Tapi, aku sering memikirkan jika saja aku tidak lahir ke dunia ini. Aku seharusnya tidak menyanggupi pertanyaan malaikat saat ruh ku di tiupkan saat berumur 4 bulan di dalam kandungan. Kehadiranku sepertinya hanya penghalang bagi semua orang.

Jika aku pergi sekarang apakah ibu dan bapakku mempunyai kehidupan yang lebih baik? aku tahu bahwa alasan mereka bersama adalah aku dan aku egois berharap mereka terus bersama padahal setiap harinya saling menyakiti perasaan masing-masing.

Jika aku pergi sekarang, apakah mereka akan menemukan kebahagiaannya? tidak saling mendendam atau merasa terkekang. Aku adalah penjara bagi mereka, aku sangat berharap mereka bebas dariku.

Aku harap semua selesai secepatnya.

Aku sungguh menyayangi mereka. Maaf aku sudah egois terlalu lama.

Selasa, 10 Januari 2023

Lahir kembali

 Jika dilahirkan kembali apakah aku masih tetap diharapkan oleh orangtuaku?

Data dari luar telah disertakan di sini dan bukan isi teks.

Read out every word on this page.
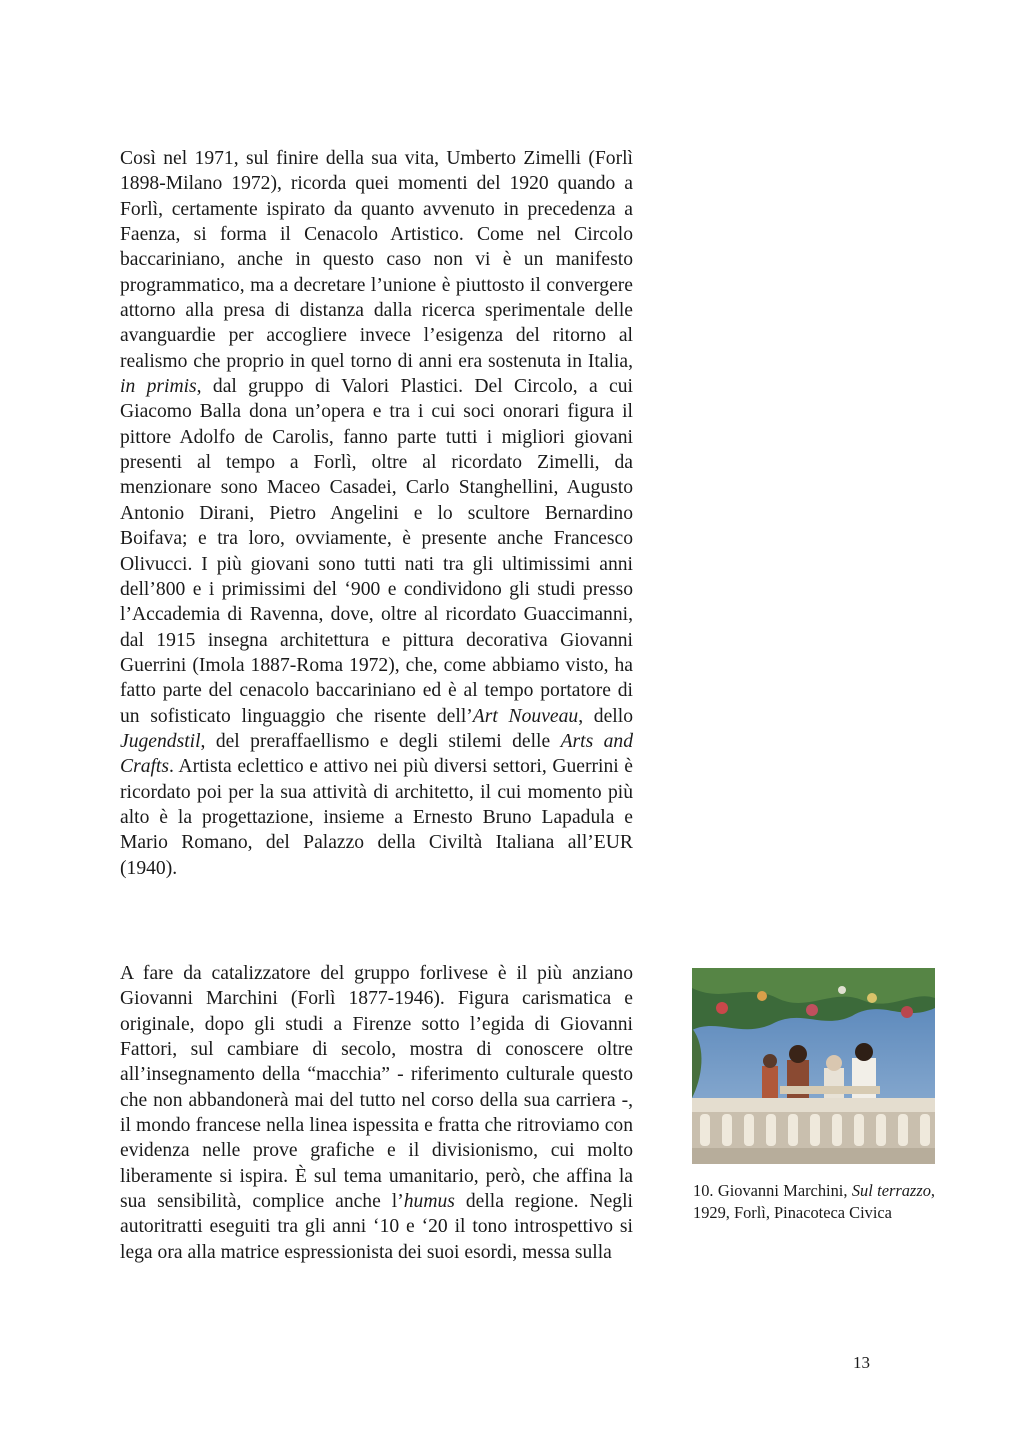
Così nel 1971, sul finire della sua vita, Umberto Zimelli (Forlì 1898-Milano 1972), ricorda quei momenti del 1920 quando a Forlì, certamente ispirato da quanto avvenuto in precedenza a Faenza, si forma il Cenacolo Artistico. Come nel Circolo baccariniano, anche in questo caso non vi è un manifesto programmatico, ma a decretare l’unione è piuttosto il convergere attorno alla presa di distanza dalla ricerca sperimentale delle avanguardie per accogliere invece l’esigenza del ritorno al realismo che proprio in quel torno di anni era sostenuta in Italia, in primis, dal gruppo di Valori Plastici. Del Circolo, a cui Giacomo Balla dona un’opera e tra i cui soci onorari figura il pittore Adolfo de Carolis, fanno parte tutti i migliori giovani presenti al tempo a Forlì, oltre al ricordato Zimelli, da menzionare sono Maceo Casadei, Carlo Stanghellini, Augusto Antonio Dirani, Pietro Angelini e lo scultore Bernardino Boifava; e tra loro, ovviamente, è presente anche Francesco Olivucci. I più giovani sono tutti nati tra gli ultimissimi anni dell’800 e i primissimi del ‘900 e condividono gli studi presso l’Accademia di Ravenna, dove, oltre al ricordato Guaccimanni, dal 1915 insegna architettura e pittura decorativa Giovanni Guerrini (Imola 1887-Roma 1972), che, come abbiamo visto, ha fatto parte del cenacolo baccariniano ed è al tempo portatore di un sofisticato linguaggio che risente dell’Art Nouveau, dello Jugendstil, del preraffaellismo e degli stilemi delle Arts and Crafts. Artista eclettico e attivo nei più diversi settori, Guerrini è ricordato poi per la sua attività di architetto, il cui momento più alto è la progettazione, insieme a Ernesto Bruno Lapadula e Mario Romano, del Palazzo della Civiltà Italiana all’EUR (1940).
A fare da catalizzatore del gruppo forlivese è il più anziano Giovanni Marchini (Forlì 1877-1946). Figura carismatica e originale, dopo gli studi a Firenze sotto l’egida di Giovanni Fattori, sul cambiare di secolo, mostra di conoscere oltre all’insegnamento della “macchia” - riferimento culturale questo che non abbandonerà mai del tutto nel corso della sua carriera -, il mondo francese nella linea ispessita e fratta che ritroviamo con evidenza nelle prove grafiche e il divisionismo, cui molto liberamente si ispira. È sul tema umanitario, però, che affina la sua sensibilità, complice anche l’humus della regione. Negli autoritratti eseguiti tra gli anni ‘10 e ‘20 il tono introspettivo si lega ora alla matrice espressionista dei suoi esordi, messa sulla

10. Giovanni Marchini, Sul terrazzo, 1929, Forlì, Pinacoteca Civica

13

apakah masih ada harapan yang tersisa untuk aku memilih bahagia? atau menjadi bahagia bagi orang lain?

setidaknya di kehidupan sekarang masih adakah kesempatanku untuk tidak mengecewakan semua orang?

adakah kesempatan bagiku setidaknya satu kali menentukan keputusan yang benar?


jika diberi kesempatan mungkin aku akan memilih untuk lenyap saja, menjadi beban semua orang bukan hidup yang patut dipertahankan.

jika semua makhluk punya manfaat dan alasan hidup, sepertinya ada yang lahir memang tidak berguna sepertiku, seperti kertas lusuh yang tidak terpakai, seperti makanan yang busuk sebelum diolah.

Semakin dipikirkan, aku semakin membenci diriku sendiri

Percaya Diri

 Terlalu percaya diri memang tidak baik, namun siapa yang akan mencintai aku selain aku sendiri?

Mulai saat ini aku tidak akan menyangkal bahwa aku mencintai diriku sendiri.

Dahulu aku akan menyangkal bila sedang bercermin kalau aku cantik, tapi sekarang aku akan menerimanya. Tidak akan ada orang yang akan dengan tulus mengatakan bahwa aku cantik selain diriku sendiri. Tidak akan ada orang yang akan dengan sangat baik menghibur diriku selain diriku sendiri. Tidak akan ada orang yang akan membenci diriku sendiri selain aku.


Maka dari itu aku akan mencintai diriku sebaik aku membenci diriku sendiri.